Pentaho Upgrade Comparison

TenthPlanet-Pentaho-Upgrade-Comparison

Up to 40% of security administrators don’t prioritize updating their software. So it’s no big surprise that the average software user doesn’t upgrade as often as they should either.
However, with the worldwide release of so many large ransom ware attacks like WannaCry in the last few years, we should all take upgrading more seriously. Fear mongering aside, there are actually some great benefits to upgrading software when new versions are released.

  1. Why Pentaho Upgrade
  2. Challenges and Impacts
  3. Hardware Requirements
  4. Advantages of Upgrade
  5. Features Briefing

1. Why Pentaho Upgrade ?

The truth is that technology will always require upgrades. Consumer demand for new features, changes to government compliance and reporting, and the desire for things to run faster are few among the reasons why businesses will always need upgrades.
Here are the top reasons why you should always be upgrading your software to the latest version.

2. Challenges and Impacts

Loss of Productivity

Spending more time on fixing the issues and maintaining the solution, and convincing the business users with patch fixes, not able to add more value

Compliance Issues

Not able to pass through the internal IT Audit and compliance needs (security audit, privacy policies) due to obsolete stack?

Compromised Support

Vendor lacking support options and availability issues, difficulty in meeting deadlines in case of product issues.

Performance Optimization

Becoming impatient over time due to slow execution of jobs , under utilization of system resources,

Unstable Connectivity

Incomplete report and dashboards due to intermittent loss in connection, no new features to connect with latest source/target databases

Eco System Enhancement

Always worried about the older ecosystem, most of the system resources are under utilised, difficulty in running jobs remotely. unsupported plugins due to older OS version, Java version and other dependent software’s.

Competitive Disadvantage

Older versions lack in features that will help one to easily build and generate reports and dashboards, with older version ability to better forecast with new features available

Ease of Maintenance

Maintenance becoming an overhead job, spending much time in maintenance rather than using the application, increased cost in handling the resources.

Security Implications

Support and maintenance of old versions become tough to be accessible, IT professionals can’t support technology that has become too old.

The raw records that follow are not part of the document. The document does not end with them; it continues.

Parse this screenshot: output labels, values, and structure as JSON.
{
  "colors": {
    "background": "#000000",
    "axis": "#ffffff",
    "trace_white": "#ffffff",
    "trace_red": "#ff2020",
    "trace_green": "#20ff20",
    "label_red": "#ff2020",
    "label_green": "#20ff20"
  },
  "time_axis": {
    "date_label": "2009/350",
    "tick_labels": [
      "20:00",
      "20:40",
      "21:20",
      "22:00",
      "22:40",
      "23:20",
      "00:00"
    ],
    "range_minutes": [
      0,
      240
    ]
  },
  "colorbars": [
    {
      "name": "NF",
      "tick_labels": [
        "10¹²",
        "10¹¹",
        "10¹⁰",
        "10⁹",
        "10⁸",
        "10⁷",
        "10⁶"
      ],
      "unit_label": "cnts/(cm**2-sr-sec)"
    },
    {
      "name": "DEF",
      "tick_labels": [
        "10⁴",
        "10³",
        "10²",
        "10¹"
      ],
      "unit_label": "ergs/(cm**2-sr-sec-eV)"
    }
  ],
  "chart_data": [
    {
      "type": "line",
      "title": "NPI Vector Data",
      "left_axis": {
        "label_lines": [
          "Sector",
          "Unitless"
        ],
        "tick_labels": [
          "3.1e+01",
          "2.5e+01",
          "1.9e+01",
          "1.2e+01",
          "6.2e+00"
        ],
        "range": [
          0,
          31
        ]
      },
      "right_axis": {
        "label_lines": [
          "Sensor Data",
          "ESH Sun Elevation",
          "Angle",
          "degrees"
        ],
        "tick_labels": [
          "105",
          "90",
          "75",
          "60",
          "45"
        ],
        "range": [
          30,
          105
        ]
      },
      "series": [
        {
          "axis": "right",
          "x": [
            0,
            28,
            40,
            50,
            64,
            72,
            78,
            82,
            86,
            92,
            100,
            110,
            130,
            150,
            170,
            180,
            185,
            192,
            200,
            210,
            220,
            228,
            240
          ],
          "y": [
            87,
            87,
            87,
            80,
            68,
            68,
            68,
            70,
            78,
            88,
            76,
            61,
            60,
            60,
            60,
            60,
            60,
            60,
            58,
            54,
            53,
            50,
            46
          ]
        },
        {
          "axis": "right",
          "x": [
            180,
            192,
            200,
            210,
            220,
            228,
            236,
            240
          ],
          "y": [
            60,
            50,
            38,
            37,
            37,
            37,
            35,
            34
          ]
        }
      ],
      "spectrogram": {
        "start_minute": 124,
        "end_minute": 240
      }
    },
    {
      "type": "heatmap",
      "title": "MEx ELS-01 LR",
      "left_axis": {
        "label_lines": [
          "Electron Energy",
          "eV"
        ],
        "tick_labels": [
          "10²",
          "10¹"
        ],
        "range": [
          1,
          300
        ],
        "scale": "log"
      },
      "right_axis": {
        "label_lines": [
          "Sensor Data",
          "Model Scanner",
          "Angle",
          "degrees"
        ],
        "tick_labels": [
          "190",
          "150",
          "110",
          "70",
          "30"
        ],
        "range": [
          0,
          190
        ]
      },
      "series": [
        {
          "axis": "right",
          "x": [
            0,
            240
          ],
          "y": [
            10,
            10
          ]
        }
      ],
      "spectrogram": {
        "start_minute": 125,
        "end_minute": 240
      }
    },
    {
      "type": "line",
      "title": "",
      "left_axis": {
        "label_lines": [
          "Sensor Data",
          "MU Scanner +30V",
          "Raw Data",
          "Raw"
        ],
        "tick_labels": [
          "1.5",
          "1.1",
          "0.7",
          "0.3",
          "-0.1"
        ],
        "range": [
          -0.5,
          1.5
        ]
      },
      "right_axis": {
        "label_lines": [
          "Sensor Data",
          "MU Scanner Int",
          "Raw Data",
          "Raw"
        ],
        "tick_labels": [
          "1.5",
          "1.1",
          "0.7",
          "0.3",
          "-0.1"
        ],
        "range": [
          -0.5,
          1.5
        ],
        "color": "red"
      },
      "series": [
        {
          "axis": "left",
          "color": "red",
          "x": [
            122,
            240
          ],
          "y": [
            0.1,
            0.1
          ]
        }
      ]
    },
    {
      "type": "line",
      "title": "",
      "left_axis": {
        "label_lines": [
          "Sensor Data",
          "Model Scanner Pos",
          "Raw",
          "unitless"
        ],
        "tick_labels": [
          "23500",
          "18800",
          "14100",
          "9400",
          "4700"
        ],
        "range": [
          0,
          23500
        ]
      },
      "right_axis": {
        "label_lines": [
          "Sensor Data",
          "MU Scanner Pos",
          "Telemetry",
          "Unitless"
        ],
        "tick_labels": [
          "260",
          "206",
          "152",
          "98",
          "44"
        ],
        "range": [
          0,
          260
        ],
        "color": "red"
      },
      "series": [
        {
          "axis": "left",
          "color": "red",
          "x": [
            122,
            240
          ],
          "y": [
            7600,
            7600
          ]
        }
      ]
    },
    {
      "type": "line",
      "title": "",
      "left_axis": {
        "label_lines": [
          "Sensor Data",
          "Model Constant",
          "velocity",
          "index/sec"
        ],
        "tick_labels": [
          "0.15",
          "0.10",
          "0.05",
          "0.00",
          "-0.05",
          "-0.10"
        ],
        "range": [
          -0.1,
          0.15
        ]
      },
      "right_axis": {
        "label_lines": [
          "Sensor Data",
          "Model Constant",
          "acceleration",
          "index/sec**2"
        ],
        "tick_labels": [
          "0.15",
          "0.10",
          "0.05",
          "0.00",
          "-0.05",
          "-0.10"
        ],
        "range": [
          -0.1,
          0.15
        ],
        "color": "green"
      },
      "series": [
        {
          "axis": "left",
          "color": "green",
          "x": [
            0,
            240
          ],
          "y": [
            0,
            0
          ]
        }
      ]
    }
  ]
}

Young IT professionals may have limited knowledge of old systems

Compatibility issues

Struggling to implement business solution with unsupported applications, less availability of suitable plugins drivers etc. for logic implementing.

Hindered Innovation

Difficulty in implementing new logic for business solution, limiting to specified implementation of solution due to lack of new technological advancement.

Value add features

Lack of new features added, Missing out on a new feature that could help to simplify a process, Cannot compete to sustain.

Security Upgrades

Ageing systems are not actively security-checked, businesses using obsolete versions are vulnerable to having information stolen or compromised. Newer technology has better security checking in place.

New Stack Adaption

Getting stuck in the traditional way of doing things, keeping track of all the new tools available for your stack can be overwhelming.

Continued Support

Security vulnerable to human malice, vulnerable to system failure due to Outdated software.
Research & Development
Businesses using older technology won’t have the functionality that could give them a competitive advantage, new operating systems can be used to provide enhancements that weren’t possible in older systems.

Efficiency

Delayed response time due to old core logic of the solution, slow responsiveness causes delayed output. End user has to wait for long time leaving them dissatisfied, dissatisfied customer means risk to business

IT Support

New Resources have limited knowledge about older business solution, long time to understand the solution to resolve an issue. Increased Support cost.

Data Inaccuracy

Older logics implemented, these logics/formulae does not yield the accurate results in the current time. Small change in the decimals means huge impact on business need

Malware Risks

Older version are easy prey to hackers, new software tackles/prevents the latest security vulnerabilities of operation

Being trustworthy

Advancing through multiple version changes, the software itself becomes more trustworthy among its users especially towards error correction and keeping abreast of changes within technologies.

3. Hardware Requirements

Pentaho-upgrade-Hardware-Requirements

4. Advantages of Pentaho Upgrade

With upgrades often comes many benefits. Your business could be missing out on a new feature that could help to simplify a process, create insight into data that may not have been accessible prior and more.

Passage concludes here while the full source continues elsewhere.